I enjoy making costumes for my children, so I love it when I can find an inexpensive base for a costume that only needs simple modification. My son wants to be Thor for Halloween this year, so I bought a few of the kid’s props from Dollar Tree to make his costume.


This part 1 will show you how I made Stormbreaker, but you can easily adapt the tutorial to make his hammer (Mjolnir) instead. And of course, this method can be used for many other props!


The only thing I had to buy specifically for this part of the project was the axe from Dollar Tree, so my cost was only $1. Obviously if you don’t have some of these supplies, you will have to spend more, but they are mostly all staples of a craft stash.


You can find part 2 where I made the rest of the costume here: https://www.hometalk.com/diy/-43948027

Here are the pieces I bought at Dollar Tree. I forgot to take a picture of the axe before starting, but all I have done to it so far is spray paint the handle black to cover the metallic blue that it was. **I recommend waiting to paint until you have finished modifying the head. Paper mache gets messy, and chunks of the paint came off with my sticky glue hands and I had to repaint it anyway.**


I also used some scrap foam, newspaper and glue for paper mache, paint (silvers, and brown are necessary) and yarn and/or twine.

Next, I traced the current axe head, then drew out how I wanted to modify it into Stormbreaker. I decided not to modify the shape of the blade side, but if I were to do this again, I would probably cut the current head off and make and entire new one from scratch. This would have probably been easier to begin with.

**If you want to make the hammer instead, you can continue the tutorial, just adjust your template to copy the hammer head shape instead.**

I used my drawing from above as a template and cut out chunks to make the back of Stormbreaker out of foam insulation that I had leftover from another project. I traced the shape of the existing axe into the foam to be carved out.

Using my rotary tool, I carved out a spot for the axe to sit inside of the foam. Because I wanted the back to wedge outwards, I used scrap pieces between the two sides.


**If you don’t have a rotary tool, you can also use a pumpkin carving kit.**

Here is a side view to show you what I mean.

I used hot glue to attach all the pieces together. Depending on the foam you use, hot glue may not work and you will have to find another suitable glue.


After everything was glued, I used a sharp sedated knife to cut some of the designs into the foam and to refine the shape.

Next came a later of paper mache to cover the whole thing. I used watered down school glue with small pieces of newspaper.

Time to dry! I propped it up on the work bench with something heavy sitting on the end of the handle.
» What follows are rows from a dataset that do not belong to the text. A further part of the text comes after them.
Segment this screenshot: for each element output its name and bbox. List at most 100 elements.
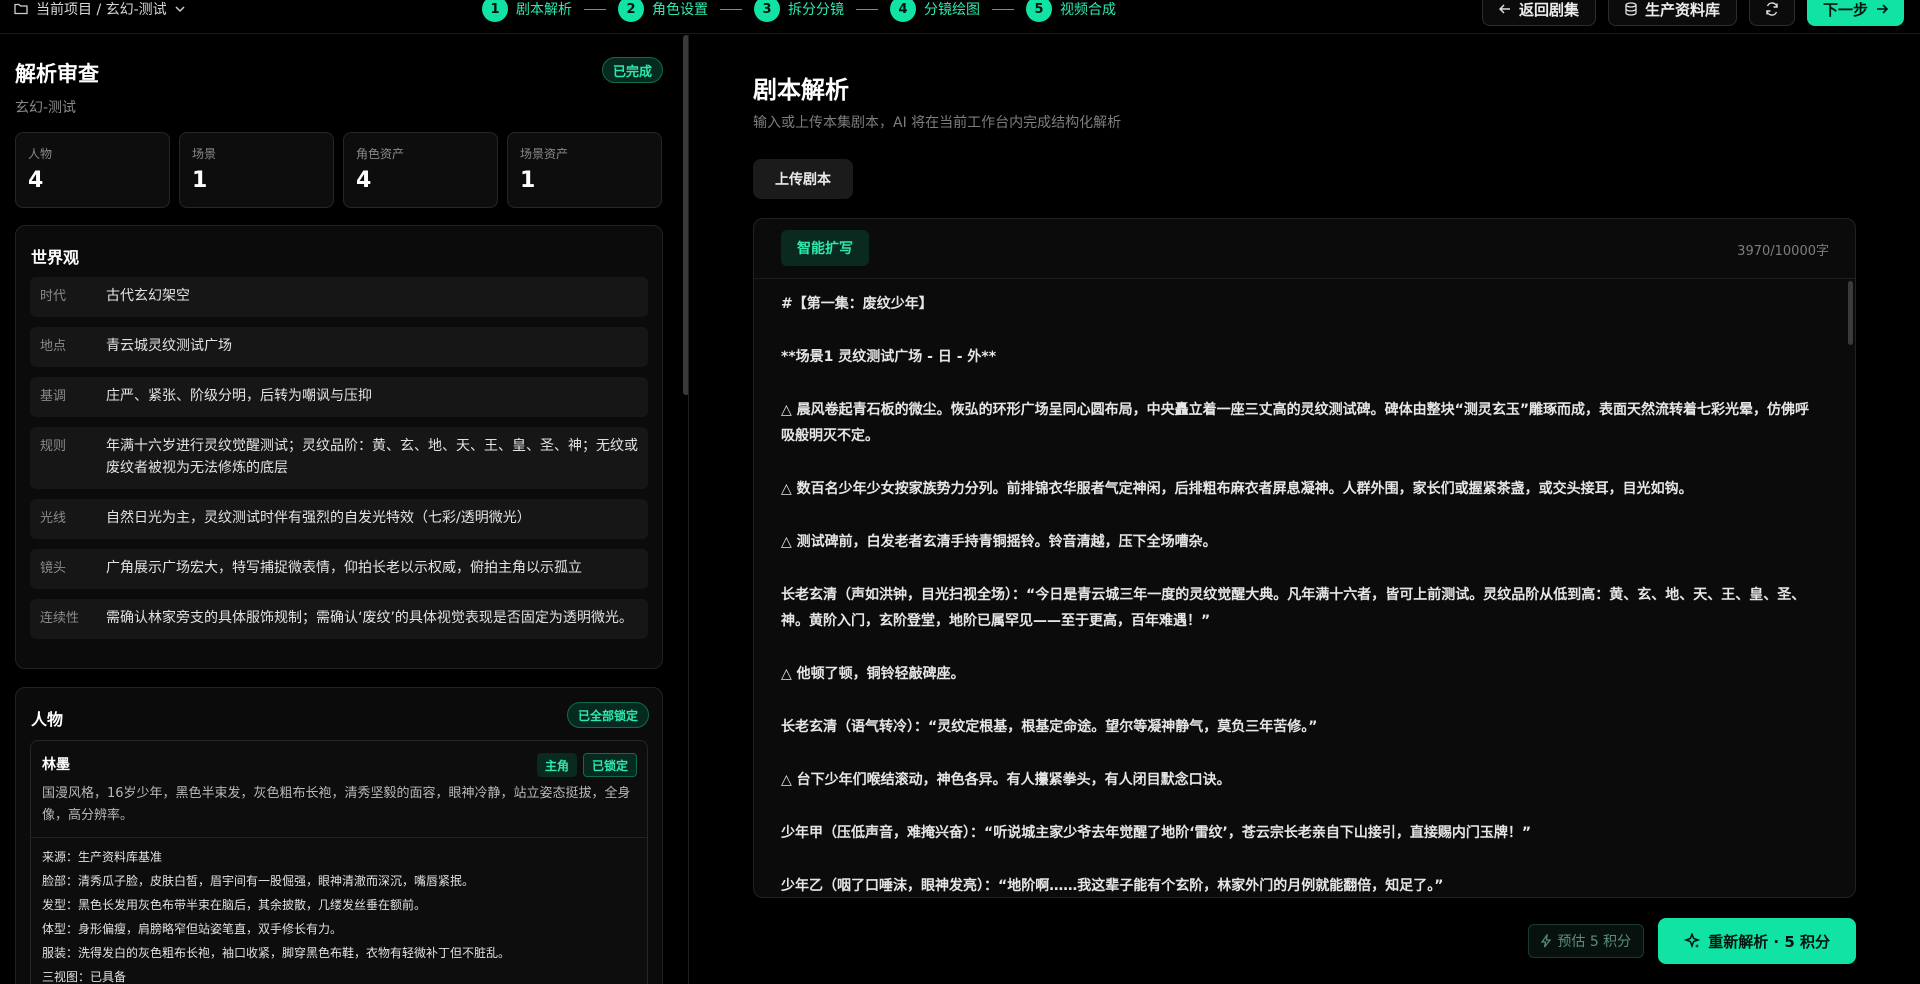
stat-scene-assets: 场景资产 1 [507,132,662,208]
step-number: 5 [1026,0,1052,22]
next-label: 下一步 [1822,0,1868,19]
folder-icon [14,3,28,15]
top-actions: 返回剧集 生产资料库 下一步 [1481,0,1904,26]
script-line: △ 台下少年们喉结滚动，神色各异。有人攥紧拳头，有人闭目默念口诀。 [781,772,1231,788]
all-locked-badge: 已全部锁定 [566,702,649,728]
script-line: 少年甲（压低声音，难掩兴奋）：“听说城主家少爷去年觉醒了地阶‘雷纹’，苍云宗长老… [781,825,1532,841]
divider [31,837,647,838]
row-key: 规则 [40,439,67,454]
row-value: 自然日光为主，灵纹测试时伴有强烈的自发光特效（七彩/透明微光） [106,510,531,526]
worldview-rows: 时代 古代玄幻架空 地点 青云城灵纹测试广场 基调 庄严、紧张、阶级分明，后转为… [30,277,648,649]
stats-row: 人物 4 场景 1 角色资产 4 场景资产 1 [15,132,662,208]
status-badge: 已完成 [601,57,663,83]
row-value: 年满十六岁进行灵纹觉醒测试；灵纹品阶：黄、玄、地、天、王、皇、圣、神；无纹或废纹… [106,438,638,476]
stat-value: 1 [192,168,208,193]
page-subtitle: 输入或上传本集剧本，AI 将在当前工作台内完成结构化解析 [753,115,1122,131]
stat-value: 4 [356,168,372,193]
character-description: 国漫风格，16岁少年，黑色半束发，灰色粗布长袍，清秀坚毅的面容，眼神冷静，站立姿… [42,786,631,823]
page-title: 剧本解析 [753,76,849,104]
script-editor[interactable]: 智能扩写 3970/10000字 #【第一集：废纹少年】 **场景1 灵纹测试广… [753,218,1856,898]
row-value: 庄严、紧张、阶级分明，后转为嘲讽与压抑 [106,388,372,404]
project-selector[interactable]: 当前项目 / 玄幻-测试 [14,0,185,18]
row-value: 需确认林家旁支的具体服饰规制；需确认‘废纹’的具体视觉表现是否固定为透明微光。 [106,610,633,626]
cost-estimate: 预估 5 积分 [1528,924,1645,958]
script-line: 长老玄清（声如洪钟，目光扫视全场）：“今日是青云城三年一度的灵纹觉醒大典。凡年满… [781,587,1806,629]
stat-character-assets: 角色资产 4 [343,132,498,208]
sparkle-icon [1684,933,1701,949]
character-count: 3970/10000字 [1737,244,1829,259]
reparse-button[interactable]: 重新解析 · 5 积分 [1658,918,1856,964]
row-key: 镜头 [40,561,67,576]
row-key: 时代 [40,289,67,304]
project-path: 当前项目 / 玄幻-测试 [36,2,167,18]
step-split-shots[interactable]: 3 拆分分镜 [754,0,844,22]
editor-toolbar: 智能扩写 3970/10000字 [754,219,1855,279]
stat-label: 人物 [28,147,53,161]
smart-expand-button[interactable]: 智能扩写 [781,230,869,266]
step-connector [856,8,878,10]
character-item[interactable]: 林墨 主角 已锁定 国漫风格，16岁少年，黑色半束发，灰色粗布长袍，清秀坚毅的面… [30,740,648,984]
production-library-button[interactable]: 生产资料库 [1607,0,1737,26]
step-label: 角色设置 [652,2,708,18]
stat-label: 场景资产 [520,147,569,161]
script-panel: 剧本解析 输入或上传本集剧本，AI 将在当前工作台内完成结构化解析 上传剧本 智… [753,35,1856,984]
script-line: △ 他顿了顿，铜铃轻敲碑座。 [781,666,965,682]
script-line: △ 数百名少年少女按家族势力分列。前排锦衣华服者气定神闲，后排粗布麻衣者屏息凝神… [781,481,1693,497]
stat-characters: 人物 4 [15,132,170,208]
step-video-compose[interactable]: 5 视频合成 [1026,0,1116,22]
lightning-icon [1541,934,1552,948]
locked-tag[interactable]: 已锁定 [582,753,637,777]
step-number: 2 [618,0,644,22]
review-subtitle: 玄幻-测试 [15,100,77,116]
stat-label: 场景 [192,147,217,161]
back-to-episodes-button[interactable]: 返回剧集 [1481,0,1596,26]
top-bar: 当前项目 / 玄幻-测试 1 剧本解析 2 角色设置 3 拆分分镜 4 分镜绘图… [0,0,1920,34]
worldview-row: 时代 古代玄幻架空 [30,277,648,317]
worldview-row: 基调 庄严、紧张、阶级分明，后转为嘲讽与压抑 [30,377,648,417]
row-key: 连续性 [40,611,80,626]
refresh-button[interactable] [1748,0,1795,26]
worldview-row: 地点 青云城灵纹测试广场 [30,327,648,367]
script-line: 少年乙（咽了口唾沫，眼神发亮）：“地阶啊……我这辈子能有个玄阶，林家外门的月例就… [781,878,1444,894]
characters-title: 人物 [31,710,64,729]
reparse-label: 重新解析 · 5 积分 [1708,932,1830,951]
script-textarea[interactable]: #【第一集：废纹少年】 **场景1 灵纹测试广场 - 日 - 外** △ 晨风卷… [781,291,1816,897]
stat-value: 4 [28,168,44,193]
step-label: 拆分分镜 [788,2,844,18]
editor-scrollbar[interactable] [1848,281,1853,345]
worldview-row: 规则 年满十六岁进行灵纹觉醒测试；灵纹品阶：黄、玄、地、天、王、皇、圣、神；无纹… [30,427,648,489]
detail-line: 来源：生产资料库基准 [42,850,163,864]
role-tag: 主角 [536,753,577,777]
panel-divider [688,35,689,984]
step-shot-drawing[interactable]: 4 分镜绘图 [890,0,980,22]
next-step-button[interactable]: 下一步 [1806,0,1904,26]
upload-script-button[interactable]: 上传剧本 [753,159,853,199]
row-key: 基调 [40,389,67,404]
script-line: 长老玄清（语气转冷）：“灵纹定根基，根基定命途。望尔等凝神静气，莫负三年苦修。” [781,719,1318,735]
script-line: #【第一集：废纹少年】 [781,296,933,312]
characters-card: 人物 已全部锁定 林墨 主角 已锁定 国漫风格，16岁少年，黑色半束发，灰色粗布… [15,687,663,984]
step-script-parse[interactable]: 1 剧本解析 [482,0,572,22]
row-value: 古代玄幻架空 [106,288,190,304]
review-panel: 解析审查 玄幻-测试 已完成 人物 4 场景 1 角色资产 4 场景资产 1 世 [0,35,688,984]
row-key: 光线 [40,511,67,526]
character-name: 林墨 [42,757,70,773]
worldview-row: 光线 自然日光为主，灵纹测试时伴有强烈的自发光特效（七彩/透明微光） [30,499,648,539]
stat-value: 1 [520,168,536,193]
character-details: 来源：生产资料库基准 脸部：清秀瓜子脸，皮肤白皙，眉宇间有一股倔强，眼神清澈而深… [42,845,638,984]
detail-line: 服装：洗得发白的灰色粗布长袍，袖口收紧，脚穿黑色布鞋，衣物有轻微补丁但不脏乱。 [42,946,511,960]
detail-line: 三视图：已具备 [42,970,127,984]
step-connector [720,8,742,10]
detail-line: 脸部：清秀瓜子脸，皮肤白皙，眉宇间有一股倔强，眼神清澈而深沉，嘴唇紧抿。 [42,874,475,888]
step-number: 3 [754,0,780,22]
step-label: 视频合成 [1060,2,1116,18]
estimate-label: 预估 5 积分 [1557,934,1632,950]
arrow-left-icon [1498,4,1510,14]
step-label: 剧本解析 [516,2,572,18]
script-line: △ 晨风卷起青石板的微尘。恢弘的环形广场呈同心圆布局，中央矗立着一座三丈高的灵纹… [781,402,1810,444]
workflow-steps: 1 剧本解析 2 角色设置 3 拆分分镜 4 分镜绘图 5 视频合成 [482,0,1116,22]
step-label: 分镜绘图 [924,2,980,18]
row-value: 青云城灵纹测试广场 [106,338,232,354]
step-character-setup[interactable]: 2 角色设置 [618,0,708,22]
stat-label: 角色资产 [356,147,405,161]
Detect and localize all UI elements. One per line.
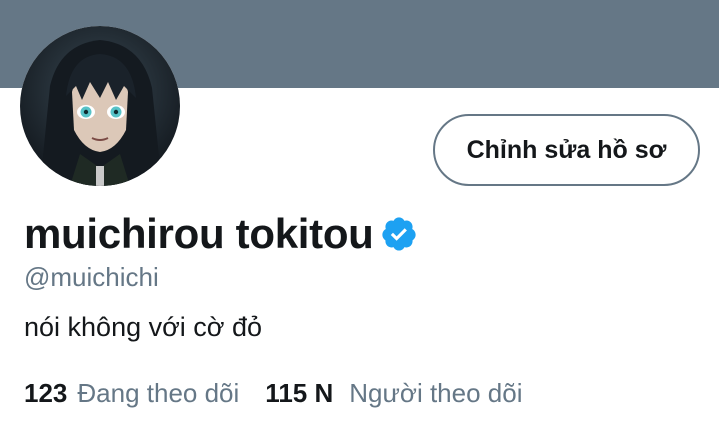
following-label: Đang theo dõi — [77, 378, 240, 408]
followers-count: 115 N — [265, 378, 334, 408]
display-name: muichirou tokitou — [24, 210, 374, 257]
followers-label: Người theo dõi — [349, 378, 523, 408]
avatar[interactable] — [20, 26, 180, 186]
profile-header: Chỉnh sửa hồ sơ muichirou tokitou @muich… — [0, 0, 719, 426]
profile-handle: @muichichi — [24, 262, 159, 292]
following-stat[interactable]: 123 Đang theo dõi — [24, 378, 239, 409]
profile-stats: 123 Đang theo dõi 115 N Người theo dõi — [24, 378, 522, 409]
edit-profile-button[interactable]: Chỉnh sửa hồ sơ — [433, 114, 700, 186]
name-row: muichirou tokitou — [24, 206, 418, 262]
verified-badge-icon — [380, 215, 418, 258]
profile-bio: nói không với cờ đỏ — [24, 312, 263, 342]
following-count: 123 — [24, 378, 68, 408]
followers-stat[interactable]: 115 N Người theo dõi — [265, 378, 522, 409]
avatar-image — [20, 26, 180, 186]
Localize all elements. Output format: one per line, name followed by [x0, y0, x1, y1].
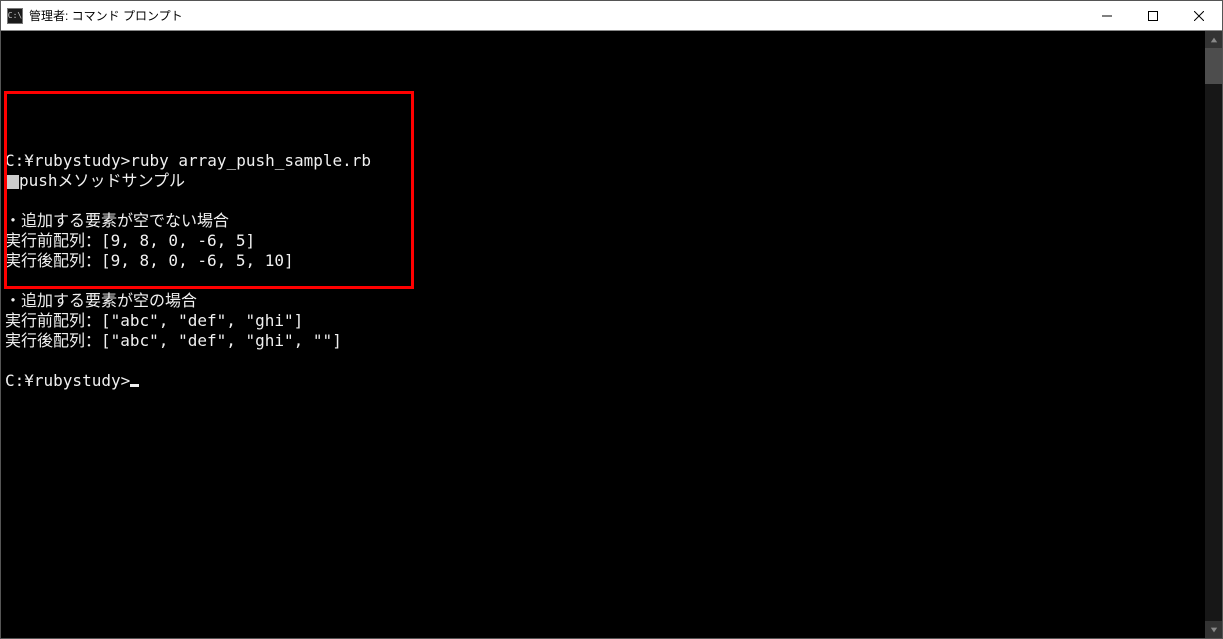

When the glue was dry, I lightly sanded it, then painted it with a flat black followed by a brushed nickel spray paint. I also used some brown acrylic paint for the handle.

Using a pencil, I drew some of the designs on.

When I got the designs how I liked them, I traced them with a black super fine permanent marker, then lightly painting over everything with a metallic zinc acrylic paint. This softened the black market a bit and added some dimension to the metal color by having two different shades.

For a finishing touch, I wrapped and glued some twine around the head and some black yarn around the handle to make it look more like the movie version. I also painted the twine with the same brown as the handle. Finally, I gave it all a light coat of clear protective spray, because after all, this is for a kid to play with, and I don’t want the paint to chip!